Ieri sera, mentre Arturo sgranocchiava nocciole tostate e mandorle ricoperte di miele e Marcel Proust sonnecchiava disteso sul pavimento, ho acceso il televisore e l’ho sintonizzato su un canale che trasmetteva un programma dedicato alla pittura fiamminga.
– Dovremmo smontare l’albero di Natale – ho detto.
Arturo ha continuato a sgranocchiare nocciole, ha fatto finta di nulla.
– Lo so – ho detto – quest’anno è andata così. Niente regali.
La coda di Marcel Proust si è mossa in modo quasi impercettibile.
– Vi interessa, la pittura fiamminga? – ho chiesto.
Arturo ha continuato a sgranocchiare mandorle ricoperte di miele, ha fatto finta di nulla.
– Però che tipi ‘sti fiamminghi, eh? – ho detto.
Niente, nessuna reazione. Avrei potuto dire qualsiasi cosa, “Patate e rum fanno male alla salute” o “Domani andiamo a rubare cadaveri” o “Ballare è contro natura”, intanto nessuno mi ascoltava.
A un certo punto Marcel Proust ha aperto un occhio, poi l’altro, ha sollevato l’orecchio destro e ha sbadigliato. Al che ho capito che aveva bisogno di uscire.

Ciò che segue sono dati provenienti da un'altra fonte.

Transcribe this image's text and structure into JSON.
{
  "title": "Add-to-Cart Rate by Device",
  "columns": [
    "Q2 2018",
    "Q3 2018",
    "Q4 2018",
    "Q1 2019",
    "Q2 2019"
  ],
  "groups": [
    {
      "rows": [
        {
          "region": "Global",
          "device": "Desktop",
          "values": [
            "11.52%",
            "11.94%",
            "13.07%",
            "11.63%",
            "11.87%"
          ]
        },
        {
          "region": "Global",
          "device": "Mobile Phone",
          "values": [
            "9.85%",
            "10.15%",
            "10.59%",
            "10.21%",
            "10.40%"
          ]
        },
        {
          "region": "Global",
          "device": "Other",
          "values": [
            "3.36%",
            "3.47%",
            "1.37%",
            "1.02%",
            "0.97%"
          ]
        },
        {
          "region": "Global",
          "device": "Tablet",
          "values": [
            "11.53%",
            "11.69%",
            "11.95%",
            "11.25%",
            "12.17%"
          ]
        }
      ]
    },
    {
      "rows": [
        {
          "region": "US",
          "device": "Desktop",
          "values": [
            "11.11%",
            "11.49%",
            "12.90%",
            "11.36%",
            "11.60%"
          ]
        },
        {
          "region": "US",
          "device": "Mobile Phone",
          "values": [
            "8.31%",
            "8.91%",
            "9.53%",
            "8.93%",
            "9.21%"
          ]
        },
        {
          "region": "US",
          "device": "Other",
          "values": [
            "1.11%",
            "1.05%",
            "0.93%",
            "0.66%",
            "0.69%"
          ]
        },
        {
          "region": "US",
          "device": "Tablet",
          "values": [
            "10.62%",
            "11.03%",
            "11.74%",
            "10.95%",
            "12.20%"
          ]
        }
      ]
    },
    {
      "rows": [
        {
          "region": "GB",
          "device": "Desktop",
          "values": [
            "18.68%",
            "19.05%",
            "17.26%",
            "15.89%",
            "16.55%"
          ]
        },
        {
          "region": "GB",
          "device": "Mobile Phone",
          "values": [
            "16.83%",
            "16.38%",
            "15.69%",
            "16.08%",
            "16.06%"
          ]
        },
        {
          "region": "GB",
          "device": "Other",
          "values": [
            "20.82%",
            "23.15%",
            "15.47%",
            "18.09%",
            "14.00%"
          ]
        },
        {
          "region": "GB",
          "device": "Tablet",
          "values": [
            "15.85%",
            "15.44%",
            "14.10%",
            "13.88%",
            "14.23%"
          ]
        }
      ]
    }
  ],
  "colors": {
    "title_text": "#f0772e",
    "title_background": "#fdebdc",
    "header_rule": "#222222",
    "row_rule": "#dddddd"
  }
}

Una volta fuori, ci siamo diretti verso il solito slargo, oltre la strada principale. Poco dopo abbiamo incrociato il professor Genovesi e il suo barboncino, Sigfrido, due rompicoglioni di prima categoria. Il professore ha ottantadue anni, è stato insegnante di chimica, militante comunista, tennista dilettante, collezionista di cartoline in bianco e nero, console della Lituania e molte altre cose. Sigfrido no, a quanto mi risulta non è mai stato console.
Il professor Genovesi ha sollevato stancamente un braccio e ha mugugnato qualcosa a mo’ di saluto. Ho ricambiato con lo stesso entusiasmo.
Siamo rimasti a distanza di sicurezza, di tanto in tanto ci guardavamo di sottecchi.
– Il suo cane sta cagando palline – ha detto poi con un lieve tono di rimprovero il professore, indicando Marcel Proust.
Ho lasciato decantare le parole, mentre Marcel Proust cagava liberamente sulla sua porzione di aiuola preferita.
– Non è il mio cane – ho detto.
– Ah – ha fatto il professore sollevando un sopracciglio.
E per un quarto d’ora siamo rimasti in silenzio, ognuno per conto suo.
Una volta rientrati a casa, ho spento il televisore e ho dato il consueto buffetto della buonanotte alla statuetta del Buddha sulla libreria.
Arturo dormiva sul divano. L’ho guardato con un moto di ripulsa.
Poi ho urlato: – Sveglia!
Niente. Non si è svegliato, il coglione.
Ho bevuto mezzo bicchiere d’acqua e sono andato a letto.
Domani me ne andrò in centro ad ascoltare il chiocciare sordo degli anziani che escono dalla chiesa dopo la messa di mezzogiorno, mi sono detto prima di addormentarmi.